Although I cannot imagine why, last week, day and night, night and day, John Denver’s song entitled Back Home Again continued to circulate through my consciousness, especially the part about the storm. You know, “There’s a storm across the valley, the clouds are rolling in.”

Barry Denver and Orphan Steve
With that song running constantly in my mind, last Wednesday I traveled to St. George for a meeting the following morning. Life at Twin Rocks Trading Post has been challenging lately, so I decided to leave earlier than planned. Since I had extra driving time, I slowed the car from its usual frantic pace and focused more attention on the extraordinarily scenic land formations, canyons and mesas of the greater Colorado Plateau.

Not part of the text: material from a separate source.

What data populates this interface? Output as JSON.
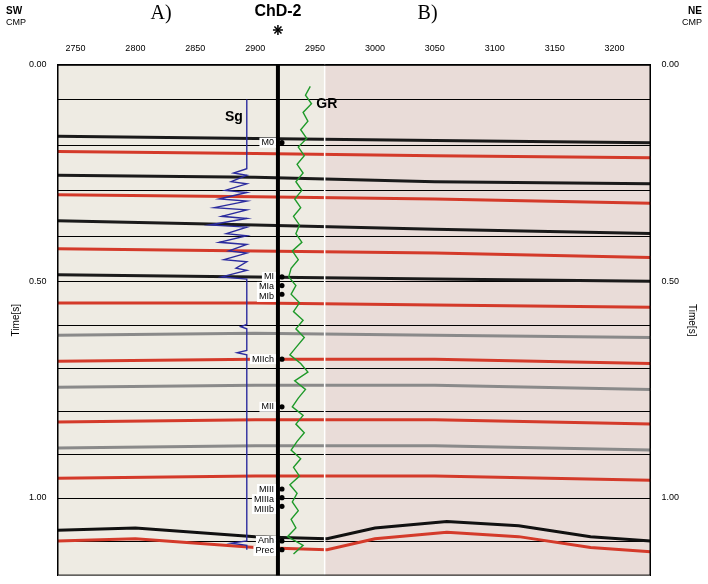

As the sun meandered slowly toward the western horizon, I approached Page, Arizona, a small community perched on buff colored cliffs overlooking Lake Powell, the second largest man-made lake in the United States. Even though I have seen and boated this twisting, snaking reservoir hundreds of times, I am always amazed by the disconnect between the vast stream of water flowing through its gorge and the parched sandstone desert extending hundreds of miles in every direction.

As I approached the town, off to my right were the towering smoke stacks of Navajo Generating Station, a 2,250 megawatt coal-fired power plant located on the Navajo reservation. On my left was Antelope Canyon, the most visited and most photographed slot canyon in the American Southwest, contrasting natural beauty and necessary evil.

What caught my attention that particular evening, however, was not the slotted drainage, the crystal water body or even the murky gray emissions that smudged the sky. Instead, a dark and foreboding cluster of clouds that embraced the landscape several miles south and west of the asphalt path I navigated captivated me. The extensive darkness streaked towards the desert in what must have been a heavy stream of nourishing rain. Surely the cactus, sage, yucca and other thirsty vegetation inhabiting that particular geographic location were relieved, and gratified.

As the clouds spent themselves and began drifting apart, the late afternoon sun flooded through, dappling the prehistoric reefs with clean, clear, golden rays. Someone once told me sunshine like this was called “God light”. With that thought in mind, my spirits lifted and I imagined I could hear Little Orphan Annie singing in the distance, belting out her trademark song: “The sun’ll come out tomorrow, bet your bottom dollar that tomorrow there’ll be sun”. Good-bye John, hello Annie, the dawn is breaking at Twin Rocks Trading Post.